How fast (in rpm) must a centrifuge rotate if a particle 7.00 cm from the axis of rotation is to experience an acceleration of 125,000 g’s?

VIDEO TRANSCRIPT

This is Giancoli Answers with Mr. Dychko. We'll convert this 7 centimeter radius into meters, by multiplying by 1 meter for every 100 centimeters; centimeters cancel giving us 0.0700 meters. The acceleration, 125000 g's; we'll convert that into meters per seconds squared by multiplying by 9.8 meters per seconds squared for every g, and the g's cancel giving us 1.225 times 10 to the 6 meters per second squared; always have to convert our units into mks units— meters, kilograms or seconds— when working with our formulas. So centripetal acceleration is v squared over r and we'll solve for v by multiplying both sides by r and then taking the square root of both sides to get v is the square root of radius divided by, or radius times centripetal acceleration. So, that's square root of 0.07 times 1.225 times 10 to the 6 meters per second; I used the second function enter to get, or second function negative sign to get the answer from the previous line. So that's what's there. That's 1225000 meters per second there. So, we get 292.83 meters per second, which is not the answer because they want us to tell the answer in rpm, revolutions per minute.
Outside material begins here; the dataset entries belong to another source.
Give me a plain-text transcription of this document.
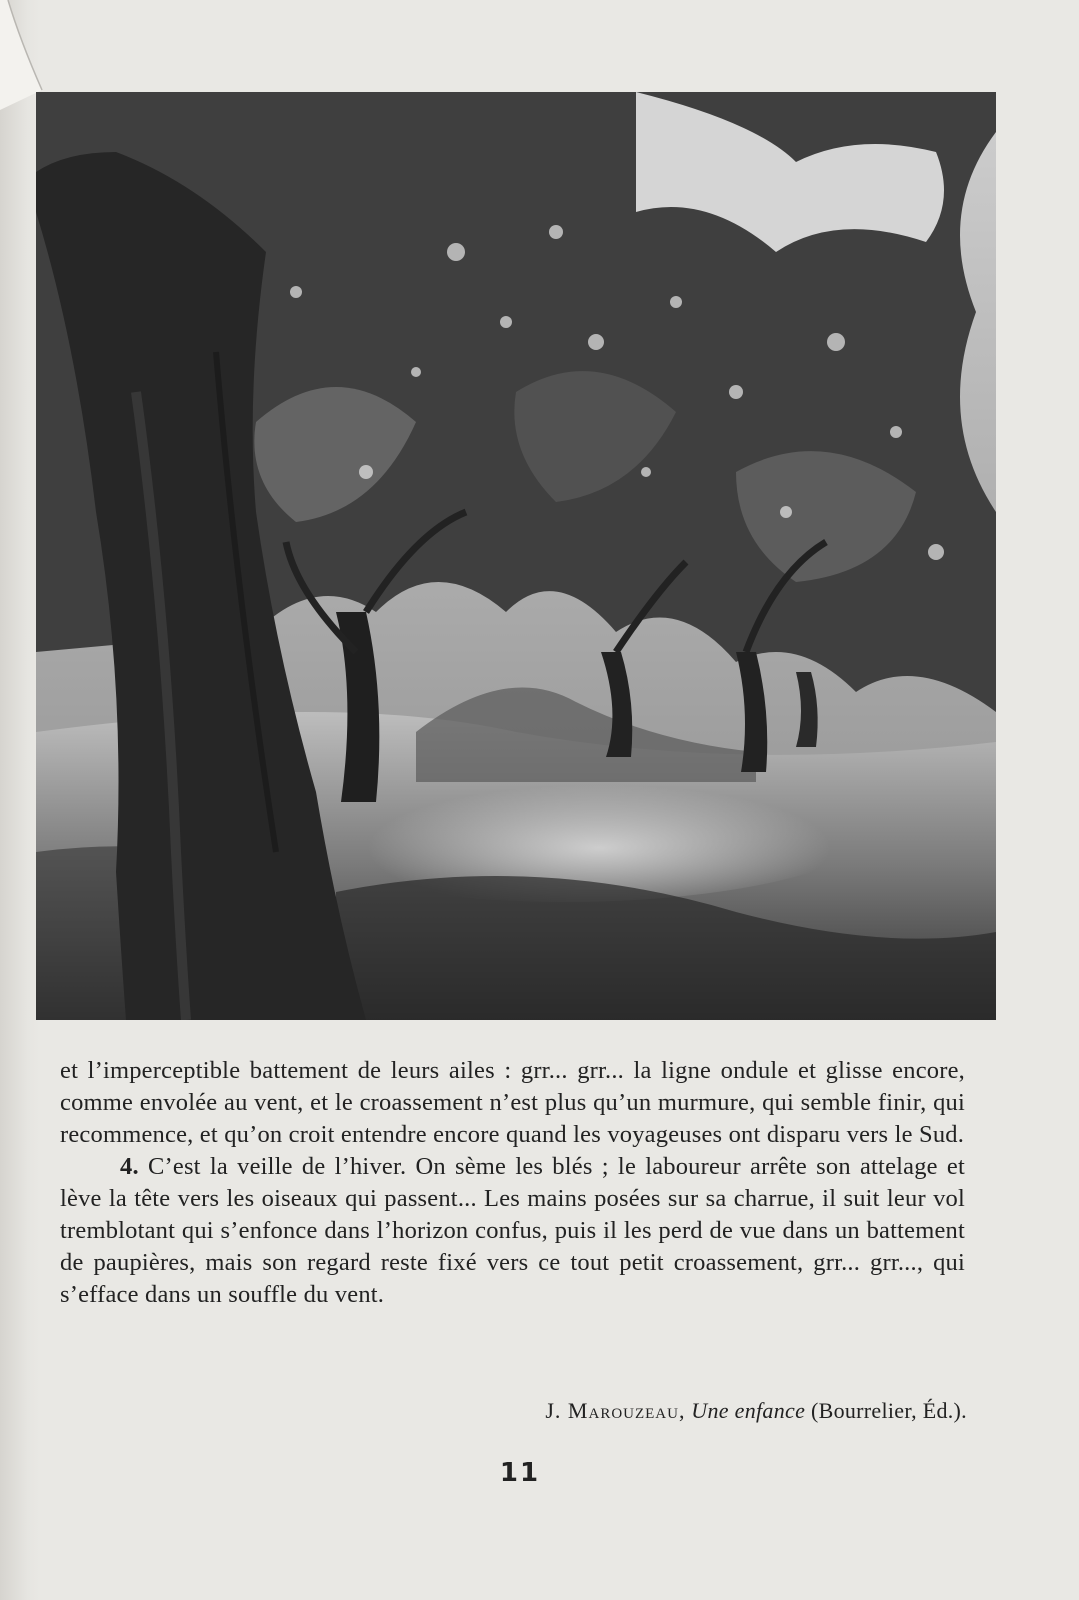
et l’imperceptible battement de leurs ailes : grr... grr... la ligne ondule et glisse encore, comme envolée au vent, et le croassement n’est plus qu’un murmure, qui semble finir, qui recommence, et qu’on croit entendre encore quand les voyageuses ont disparu vers le Sud.

4. C’est la veille de l’hiver. On sème les blés ; le laboureur arrête son attelage et lève la tête vers les oiseaux qui passent... Les mains posées sur sa charrue, il suit leur vol tremblotant qui s’enfonce dans l’horizon confus, puis il les perd de vue dans un battement de paupières, mais son regard reste fixé vers ce tout petit croassement, grr... grr..., qui s’efface dans un souffle du vent.

J. Marouzeau, Une enfance (Bourrelier, Éd.).
11
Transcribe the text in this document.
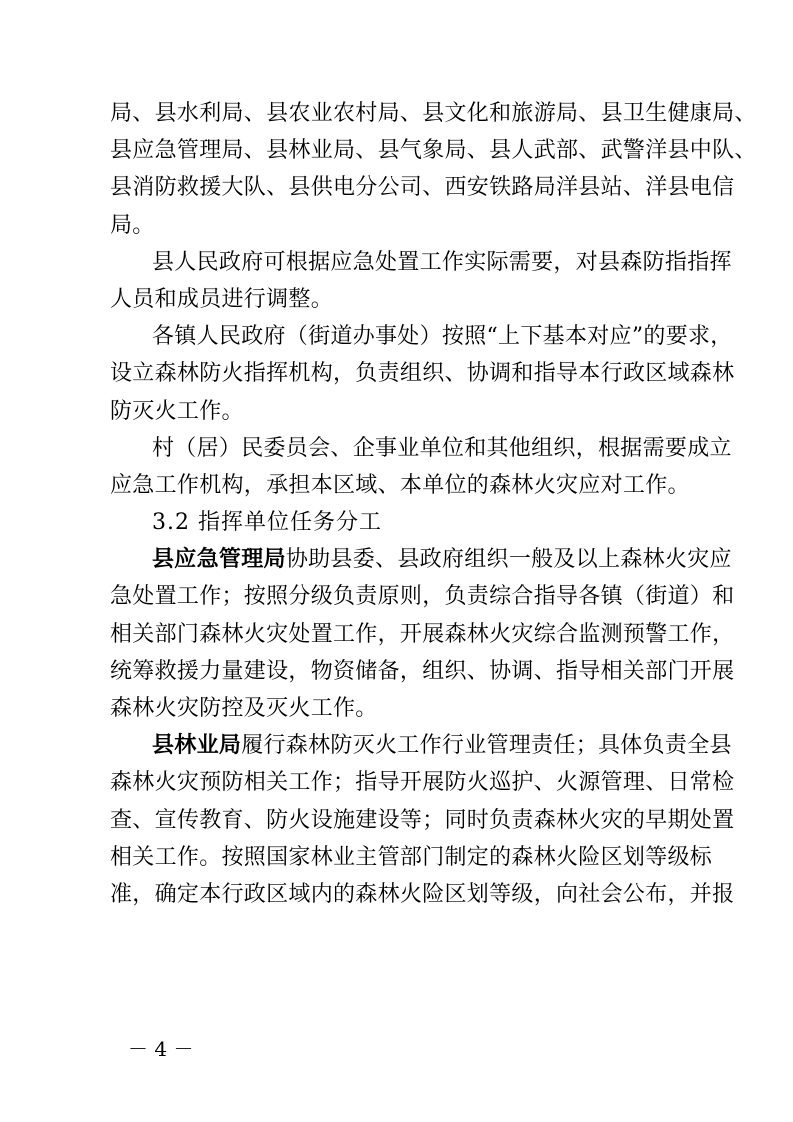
局、县水利局、县农业农村局、县文化和旅游局、县卫生健康局、
县应急管理局、县林业局、县气象局、县人武部、武警洋县中队、
县消防救援大队、县供电分公司、西安铁路局洋县站、洋县电信
局。
县人民政府可根据应急处置工作实际需要，对县森防指指挥
人员和成员进行调整。
各镇人民政府（街道办事处）按照“上下基本对应”的要求，
设立森林防火指挥机构，负责组织、协调和指导本行政区域森林
防灭火工作。
村（居）民委员会、企事业单位和其他组织，根据需要成立
应急工作机构，承担本区域、本单位的森林火灾应对工作。
3.2 指挥单位任务分工
县应急管理局协助县委、县政府组织一般及以上森林火灾应
急处置工作；按照分级负责原则，负责综合指导各镇（街道）和
相关部门森林火灾处置工作，开展森林火灾综合监测预警工作，
统筹救援力量建设，物资储备，组织、协调、指导相关部门开展
森林火灾防控及灭火工作。
县林业局履行森林防灭火工作行业管理责任；具体负责全县
森林火灾预防相关工作；指导开展防火巡护、火源管理、日常检
查、宣传教育、防火设施建设等；同时负责森林火灾的早期处置
相关工作。按照国家林业主管部门制定的森林火险区划等级标
准，确定本行政区域内的森林火险区划等级，向社会公布，并报
－ 4 －
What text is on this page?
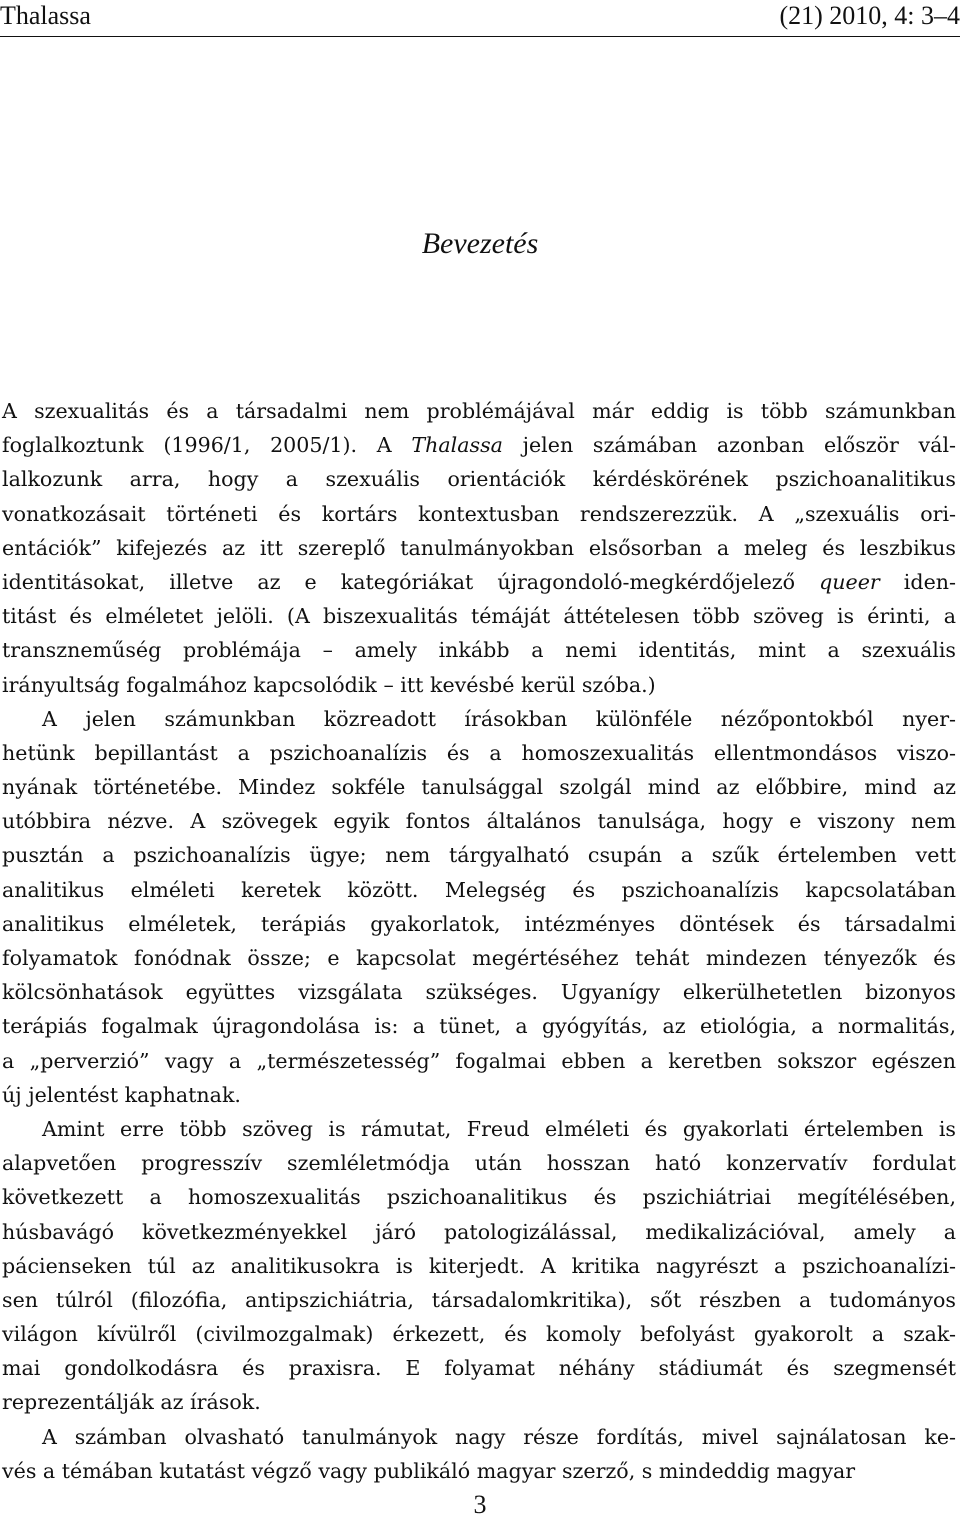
Thalassa	(21) 2010, 4: 3–4
Bevezetés
A szexualitás és a társadalmi nem problémájával már eddig is több számunkban
foglalkoztunk (1996/1, 2005/1). A Thalassa jelen számában azonban először vál-
lalkozunk arra, hogy a szexuális orientációk kérdéskörének pszichoanalitikus
vonatkozásait történeti és kortárs kontextusban rendszerezzük. A „szexuális ori-
entációk” kifejezés az itt szereplő tanulmányokban elsősorban a meleg és leszbikus
identitásokat, illetve az e kategóriákat újragondoló-megkérdőjelező queer iden-
titást és elméletet jelöli. (A biszexualitás témáját áttételesen több szöveg is érinti, a
transzneműség problémája – amely inkább a nemi identitás, mint a szexuális
irányultság fogalmához kapcsolódik – itt kevésbé kerül szóba.)
A jelen számunkban közreadott írásokban különféle nézőpontokból nyer-
hetünk bepillantást a pszichoanalízis és a homoszexualitás ellentmondásos viszo-
nyának történetébe. Mindez sokféle tanulsággal szolgál mind az előbbire, mind az
utóbbira nézve. A szövegek egyik fontos általános tanulsága, hogy e viszony nem
pusztán a pszichoanalízis ügye; nem tárgyalható csupán a szűk értelemben vett
analitikus elméleti keretek között. Melegség és pszichoanalízis kapcsolatában
analitikus elméletek, terápiás gyakorlatok, intézményes döntések és társadalmi
folyamatok fonódnak össze; e kapcsolat megértéséhez tehát mindezen tényezők és
kölcsönhatások együttes vizsgálata szükséges. Ugyanígy elkerülhetetlen bizonyos
terápiás fogalmak újragondolása is: a tünet, a gyógyítás, az etiológia, a normalitás,
a „perverzió” vagy a „természetesség” fogalmai ebben a keretben sokszor egészen
új jelentést kaphatnak.
Amint erre több szöveg is rámutat, Freud elméleti és gyakorlati értelemben is
alapvetően progresszív szemléletmódja után hosszan ható konzervatív fordulat
következett a homoszexualitás pszichoanalitikus és pszichiátriai megítélésében,
húsbavágó következményekkel járó patologizálással, medikalizációval, amely a
pácienseken túl az analitikusokra is kiterjedt. A kritika nagyrészt a pszichoanalízi-
sen túlról (filozófia, antipszichiátria, társadalomkritika), sőt részben a tudományos
világon kívülről (civilmozgalmak) érkezett, és komoly befolyást gyakorolt a szak-
mai gondolkodásra és praxisra. E folyamat néhány stádiumát és szegmensét
reprezentálják az írások.
A számban olvasható tanulmányok nagy része fordítás, mivel sajnálatosan ke-
vés a témában kutatást végző vagy publikáló magyar szerző, s mindeddig magyar
3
So, we'll multiply this speed by how many revolutions you get for every, you know, 2πr meters. Every time you travel one circumference, that's what 2πr is, the circumference of the circle, you get 1 single revolution. So you get 1 revolution for every 2πr meters. And then we'll get rid of the seconds at the bottom here and turn it into minutes by multiplying by 60 seconds per minute. So, we have 292.83 meters per second; the meters are canceling, top and bottom, and the seconds are canceling, giving us revolutions per minute, rpm, and 292.83 divided by 2 divided by π divided by 0.07 meter— radius—times by 60 and you get 3.99 times 10 to the 4 revolutions per minute, rpm.